• métro, boulot, dodo

     

     

    marcos beccari 1

     Marcos Beccari 

     

    Amis de province ou d'ailleurs, aujourd'hui, vous prenez le métro.

    Amis parisiens, stressés, phobiques ou adeptes de la marche à pied, tant pis, vous aussi !

    Dans votre sac, vous emportez dix mots à caser.

    N'oubliez pas de les écrire en gras ou de les sou/surligner dans votre texte pour les repérer.
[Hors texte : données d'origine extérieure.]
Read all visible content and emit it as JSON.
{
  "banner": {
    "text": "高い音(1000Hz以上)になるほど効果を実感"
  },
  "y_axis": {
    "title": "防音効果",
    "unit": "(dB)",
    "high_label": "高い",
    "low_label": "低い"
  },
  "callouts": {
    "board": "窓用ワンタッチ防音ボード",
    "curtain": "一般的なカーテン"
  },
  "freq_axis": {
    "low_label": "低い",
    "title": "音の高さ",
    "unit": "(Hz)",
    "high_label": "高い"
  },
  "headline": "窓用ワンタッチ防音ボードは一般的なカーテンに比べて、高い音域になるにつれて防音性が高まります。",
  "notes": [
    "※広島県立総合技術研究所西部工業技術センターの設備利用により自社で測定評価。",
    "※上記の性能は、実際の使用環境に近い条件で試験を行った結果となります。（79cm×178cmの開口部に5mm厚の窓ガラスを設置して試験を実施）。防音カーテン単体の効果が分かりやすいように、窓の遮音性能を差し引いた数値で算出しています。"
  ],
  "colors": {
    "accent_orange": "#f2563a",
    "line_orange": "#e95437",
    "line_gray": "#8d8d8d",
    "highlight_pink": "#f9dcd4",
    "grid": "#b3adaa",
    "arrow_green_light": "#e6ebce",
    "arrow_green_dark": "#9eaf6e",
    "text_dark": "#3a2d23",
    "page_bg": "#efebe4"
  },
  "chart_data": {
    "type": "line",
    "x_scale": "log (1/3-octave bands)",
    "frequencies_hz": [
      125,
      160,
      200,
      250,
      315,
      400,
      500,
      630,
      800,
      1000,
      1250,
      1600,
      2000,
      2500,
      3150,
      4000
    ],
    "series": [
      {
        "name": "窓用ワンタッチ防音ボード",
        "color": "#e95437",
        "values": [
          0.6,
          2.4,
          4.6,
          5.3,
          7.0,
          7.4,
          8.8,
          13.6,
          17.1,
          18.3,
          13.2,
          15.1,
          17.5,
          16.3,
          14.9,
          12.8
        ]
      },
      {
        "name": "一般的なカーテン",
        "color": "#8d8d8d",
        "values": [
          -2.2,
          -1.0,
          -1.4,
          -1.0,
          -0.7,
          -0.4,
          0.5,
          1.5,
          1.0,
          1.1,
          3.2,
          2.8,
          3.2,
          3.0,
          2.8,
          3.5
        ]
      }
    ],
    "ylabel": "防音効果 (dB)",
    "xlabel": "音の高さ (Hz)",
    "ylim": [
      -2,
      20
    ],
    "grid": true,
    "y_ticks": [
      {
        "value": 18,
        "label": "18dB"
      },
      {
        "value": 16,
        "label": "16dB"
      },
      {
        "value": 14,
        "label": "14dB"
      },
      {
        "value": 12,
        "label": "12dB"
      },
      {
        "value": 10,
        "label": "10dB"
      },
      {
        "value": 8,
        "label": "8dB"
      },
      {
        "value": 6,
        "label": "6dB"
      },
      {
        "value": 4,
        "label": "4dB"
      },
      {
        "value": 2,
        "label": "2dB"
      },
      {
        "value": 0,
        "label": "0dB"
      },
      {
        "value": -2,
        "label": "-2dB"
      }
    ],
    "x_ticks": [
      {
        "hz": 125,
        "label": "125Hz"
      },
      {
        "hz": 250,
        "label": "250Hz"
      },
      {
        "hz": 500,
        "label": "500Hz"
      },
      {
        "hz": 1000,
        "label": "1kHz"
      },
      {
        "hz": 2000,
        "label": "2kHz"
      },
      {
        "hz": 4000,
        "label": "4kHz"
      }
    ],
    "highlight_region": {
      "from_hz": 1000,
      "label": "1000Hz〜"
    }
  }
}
    A vous de jouer, avec :

    éclat

    farcis

    musaraigne

    saison

    s'époumonait

    retentit

    machiniste

    poubelle

    document

    distingué

     

    Videz votre sac, lundi !

     

     La sonnerie retentit, le machiniste allait démarrer, tant pis , elle prendrait la rame suivante qui, elle l'espérait, serait moins bondée. Mais déjà les prochains passagers arrivaient sur le quai, l'air exaspéré. Une femme s'époumonnait à propos de quelqu'un qui l'aurait bousculée et cela s'ajoutait à des éclats de voix d'une dispute entre deux autres personnes. Elle soupira, cette saison pourrie...la pluie incessante de ces derniers mois agissait sur les nerfs des parisiens, ils avaient hâte de rentrer chez eux et ne se supportaient plus.
    Elle réussit à monter dans le métro suivant et trouva même une place assise à côté d'une monsieur distingué plongé dans la lecture d'un document. Comment pouvait on lire attentivement quoique ce soit dans un wagon bondé, elle se le demandait toujours, elle qui avait besoin du plus grand calme pour se plonger dans une lecture quelle qu'elle soit ?

    Intriguée elle loucha discrêtement sur le document et fut très étonnée que ce citadin en complet foncé s'intéressât ainsi aux rongeurs de nos campagnes : mulots, musaraignes etc.. C'était tout à fait incongru. Sûrement un original !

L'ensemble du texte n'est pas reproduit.